Opinion

THANKS, BARACK

SEN. Barack Obama performed an immense service on Wednesday by delivering a speech on terrorism in which he basically promised that, as president, he would invade Pakistan.

Now, the substance of the speech is highly questionable: This country is never going to insert military forces to conduct a major campaign against al Qaeda inside Pakistan without the permission of that country’s government. It won’t happen if Obama becomes president – nor if Hillary Clinton or Rudy Giuliani or Frosty the Snowman wins the job.

The other sections of the speech featured earnest promises that Obama would do many things to fight terror – mostly things that this country is already doing and has done for the past five years.

Questionable or not, though, the speech was something, and that’s something.

If you were listening closely, you heard a gigantic sigh of relief rising from the chattering classes – those of us who are paid to spend our days interpreting and analyzing the presidential contest: Finally, here’s something real to discuss – not a well-prepared or poorly handled debate answer, not a memo by a campaign manager discussing fundraising prowess, not a staff shakeup. We sunk our teeth into Obama’s speech like Neanderthals suddenly transported before a serving for two of Peter Luger’s porterhouse.

By delivering the first major foreign-policy address by a leading contender for the ’08 presidential campaign on either the Republican or Democratic side, Obama for the first time laid honest claim to being a force for change in U.S. politics.

(John McCain has given several important addresses about the new military strategy in Iraq on the floor of the Senate, but those were not campaign speeches per se. And Joe Biden has said interesting things, but I’ll be president before he will.)

This presidential campaign has been going on for eight months now. It’s the earliest, most active and most hotly contested campaign in this country’s history. There’s never been anything like it – and it will either redefine what running for president means in the future or it will stand as a fascinating aberration.

It’s also been a campaign notable for its lack of substance. People love to blame the media for focusing on trivialities instead of deeply serious issues, but for most of the past year all anyone’s been given to talk about has been trivialities.

The campaigns themselves are far more focused on the nuts and bolts of politics. They are the driving force behind all the articles about who has money in the bank and how much they have and how many donors they have and where they all are.

The campaigns talk strategy, not policy.
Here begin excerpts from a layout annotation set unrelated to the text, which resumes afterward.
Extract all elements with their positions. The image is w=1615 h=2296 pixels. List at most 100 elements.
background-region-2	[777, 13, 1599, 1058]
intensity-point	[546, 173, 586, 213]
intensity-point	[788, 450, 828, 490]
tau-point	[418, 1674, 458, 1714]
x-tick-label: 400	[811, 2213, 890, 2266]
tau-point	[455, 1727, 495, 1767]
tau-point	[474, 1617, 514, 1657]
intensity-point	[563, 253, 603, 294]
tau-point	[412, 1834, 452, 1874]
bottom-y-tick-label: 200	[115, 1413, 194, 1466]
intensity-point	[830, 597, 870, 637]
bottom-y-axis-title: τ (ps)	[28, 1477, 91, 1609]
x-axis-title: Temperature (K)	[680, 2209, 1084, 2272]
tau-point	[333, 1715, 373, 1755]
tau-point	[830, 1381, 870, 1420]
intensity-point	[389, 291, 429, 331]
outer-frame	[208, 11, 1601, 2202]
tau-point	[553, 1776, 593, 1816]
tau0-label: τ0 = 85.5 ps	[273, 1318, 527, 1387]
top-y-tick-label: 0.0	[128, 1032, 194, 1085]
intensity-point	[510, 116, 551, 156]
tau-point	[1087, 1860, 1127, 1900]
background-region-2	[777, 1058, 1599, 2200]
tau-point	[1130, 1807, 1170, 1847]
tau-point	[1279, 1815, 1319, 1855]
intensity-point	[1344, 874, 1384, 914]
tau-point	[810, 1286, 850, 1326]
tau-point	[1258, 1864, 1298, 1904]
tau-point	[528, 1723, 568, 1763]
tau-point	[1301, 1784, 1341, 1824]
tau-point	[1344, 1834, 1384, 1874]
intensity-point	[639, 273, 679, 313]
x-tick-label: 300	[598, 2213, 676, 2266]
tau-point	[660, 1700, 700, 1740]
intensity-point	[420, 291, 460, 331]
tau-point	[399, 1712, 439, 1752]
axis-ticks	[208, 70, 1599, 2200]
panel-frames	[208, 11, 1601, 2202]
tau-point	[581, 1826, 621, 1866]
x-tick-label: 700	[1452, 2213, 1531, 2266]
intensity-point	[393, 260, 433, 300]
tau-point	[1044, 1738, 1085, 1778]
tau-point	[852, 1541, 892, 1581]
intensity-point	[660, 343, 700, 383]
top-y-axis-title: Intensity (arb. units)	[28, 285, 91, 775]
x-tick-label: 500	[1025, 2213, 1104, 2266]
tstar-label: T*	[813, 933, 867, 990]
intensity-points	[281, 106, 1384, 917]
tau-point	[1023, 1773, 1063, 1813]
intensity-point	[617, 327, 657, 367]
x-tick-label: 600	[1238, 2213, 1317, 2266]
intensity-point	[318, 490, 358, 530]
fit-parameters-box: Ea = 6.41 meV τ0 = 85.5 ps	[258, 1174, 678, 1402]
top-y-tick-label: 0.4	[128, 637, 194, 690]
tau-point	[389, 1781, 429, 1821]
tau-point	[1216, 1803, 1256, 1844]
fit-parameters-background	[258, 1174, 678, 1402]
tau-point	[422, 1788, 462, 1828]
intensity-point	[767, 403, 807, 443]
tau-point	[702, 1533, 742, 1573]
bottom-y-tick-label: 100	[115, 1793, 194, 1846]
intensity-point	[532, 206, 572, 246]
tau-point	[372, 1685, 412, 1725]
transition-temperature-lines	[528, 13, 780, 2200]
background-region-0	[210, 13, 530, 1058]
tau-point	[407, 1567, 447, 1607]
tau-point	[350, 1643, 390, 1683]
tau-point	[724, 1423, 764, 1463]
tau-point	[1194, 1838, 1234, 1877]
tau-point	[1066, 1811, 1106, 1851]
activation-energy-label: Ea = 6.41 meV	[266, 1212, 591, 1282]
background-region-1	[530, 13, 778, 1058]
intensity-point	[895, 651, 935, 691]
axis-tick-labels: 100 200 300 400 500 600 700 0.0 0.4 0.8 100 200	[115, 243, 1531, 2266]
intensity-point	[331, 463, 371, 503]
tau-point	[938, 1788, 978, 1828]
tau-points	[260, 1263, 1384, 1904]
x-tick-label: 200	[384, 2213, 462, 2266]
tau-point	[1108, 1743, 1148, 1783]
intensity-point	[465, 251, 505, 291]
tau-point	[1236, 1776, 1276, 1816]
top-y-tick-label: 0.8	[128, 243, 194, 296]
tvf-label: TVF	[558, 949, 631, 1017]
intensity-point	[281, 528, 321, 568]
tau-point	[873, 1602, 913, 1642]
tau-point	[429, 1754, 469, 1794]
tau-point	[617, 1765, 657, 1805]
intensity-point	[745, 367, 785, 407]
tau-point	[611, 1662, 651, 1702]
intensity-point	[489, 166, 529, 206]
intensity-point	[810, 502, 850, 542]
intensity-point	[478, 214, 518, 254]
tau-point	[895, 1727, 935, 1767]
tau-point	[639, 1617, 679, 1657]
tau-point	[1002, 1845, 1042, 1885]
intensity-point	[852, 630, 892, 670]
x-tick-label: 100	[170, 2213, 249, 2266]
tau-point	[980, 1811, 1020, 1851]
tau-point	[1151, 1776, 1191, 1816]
They discuss organizational strength in Iowa or the national polls or the big Feb. 5 primary – whichever is their card to play.

Even on health care – a matter that is central to the Democratic Party’s effort to retake the White House – campaigns have offered detailed plans that have a prefabricated, pull-down-off-the-shelf quality about them.

By far the most hilarious line of the race so far was John Edwards raging that attention was being paid to his expensive haircuts because insurance companies don’t want people to know about his health-care plan. In fact, it’s been praised to the skies by the liberal commentariat – but Edwards himself hasn’t said a single memorable thing about his plan.

Instead, we’re told Edwards deserves attention because he is doing well in the polls in Iowa and Nevada.

Obama made his speech because he made a mistake in the YouTube debate last week – agreeing to meet unconditionally with the dictators of North Korea, Iran, Cuba and Venezuela. Despite efforts by some apologists to claim that this was a smart thing for Obama to say, clearly he and his people decided it wasn’t smart at all – and that he had to talk tough about something to make himself appear to be a credible national leader.

That is why the YouTube debate was such a triumph and why it will be good for Republicans to field the same sorts of questions. At the very least, unconventional questions cause candidates to respond in uncharacteristic ways, which can have a bracing effect on the political discussion.

One of seven people – Obama, Clinton, Edwards, Giuliani, McCain, Fred Thompson or Mitt Romney – will be president in 15 months. It is past time for them to start talking at length in a sustained way about pressing issues.